Ihr bestes Pulver der Hinrunde verschoss Arminia in den ersten drei Partien. Einem reifen Auftaktsieg in Wolfsburg (3:1) folgten vier weitere Zähler gegen Frankfurt (2:2) und Hertha BSC (2:0), wobei die Ausbeute nicht einmal befriedigte, da auch die Hessen noch bis kurz vor Schluss klar hinten lagen. Noch bis Mitte September machte das Spiel der Arminia Spaß und mit ihm auch der Blick auf die Tabelle, die den DSC als allerersten Bayern-Jäger auswies. Ernst Middendorp gefiel sich in dieser Rolle und versprach sogar vollmundig, den Münchenern möglichst lang auf den Fersen zu bleiben.

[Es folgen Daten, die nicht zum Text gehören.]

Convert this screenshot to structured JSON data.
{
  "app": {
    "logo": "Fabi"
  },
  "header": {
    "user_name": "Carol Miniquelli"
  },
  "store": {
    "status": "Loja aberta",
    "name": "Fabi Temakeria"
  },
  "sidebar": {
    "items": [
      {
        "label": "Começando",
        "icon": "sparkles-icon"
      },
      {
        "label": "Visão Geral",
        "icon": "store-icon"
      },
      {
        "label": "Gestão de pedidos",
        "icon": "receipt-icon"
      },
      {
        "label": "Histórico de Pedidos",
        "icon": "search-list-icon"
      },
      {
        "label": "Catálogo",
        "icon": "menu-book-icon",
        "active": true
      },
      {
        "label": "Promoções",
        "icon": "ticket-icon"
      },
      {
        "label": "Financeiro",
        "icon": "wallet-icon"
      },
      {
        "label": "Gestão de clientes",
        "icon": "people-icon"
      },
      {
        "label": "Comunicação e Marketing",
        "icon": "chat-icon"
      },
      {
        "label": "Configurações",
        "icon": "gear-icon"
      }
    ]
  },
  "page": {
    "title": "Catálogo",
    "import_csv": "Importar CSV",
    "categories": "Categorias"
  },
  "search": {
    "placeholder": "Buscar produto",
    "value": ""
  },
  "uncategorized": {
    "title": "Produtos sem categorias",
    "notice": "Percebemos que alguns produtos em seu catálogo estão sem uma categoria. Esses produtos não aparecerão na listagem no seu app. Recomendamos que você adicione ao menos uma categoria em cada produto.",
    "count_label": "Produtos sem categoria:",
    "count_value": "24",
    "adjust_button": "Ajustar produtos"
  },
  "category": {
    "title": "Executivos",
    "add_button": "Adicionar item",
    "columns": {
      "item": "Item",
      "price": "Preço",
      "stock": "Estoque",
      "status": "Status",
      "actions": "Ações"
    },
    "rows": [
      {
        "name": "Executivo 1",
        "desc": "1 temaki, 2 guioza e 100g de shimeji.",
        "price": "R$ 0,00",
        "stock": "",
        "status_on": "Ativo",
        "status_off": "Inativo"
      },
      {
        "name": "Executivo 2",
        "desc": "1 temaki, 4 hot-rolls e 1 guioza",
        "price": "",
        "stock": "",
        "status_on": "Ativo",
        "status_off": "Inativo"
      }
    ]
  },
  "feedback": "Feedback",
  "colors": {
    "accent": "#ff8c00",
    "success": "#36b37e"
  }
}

Das Hochgefühl jedoch, es verpuffte rasend schnell, kaum dass die Gegner ein wenig prominenter wurden. Auf Schalke (0:3) hatte Bielefeld nicht nur gar nichts zu bestellen, sondern nahm auch noch nachhaltig Schaden. Ohne Mumm und ohne Selbstvertrauen setzte es ein 0:2 gegen Hannover und nur drei Tage später eine endgültig demaskierende Klatsche: In einem hochnotpeinlichen Auswärtsspiel warf sich Arminia einem ausgehungerten Werder Bremen zum Fraß vor und verlor mit 1:8. Die Stimmung in Ostwestfalen sank auf Null. Weder jagte man jetzt noch die Bayern noch war eine sorglose Saison selbstverständlich. Vor allem aber war nun Ernst Middendorp, den man auf der 100-Jahr-Feier noch zum „Trainer des Jahrhunderts“ geadelt hatte, nicht mehr länger unantastbar.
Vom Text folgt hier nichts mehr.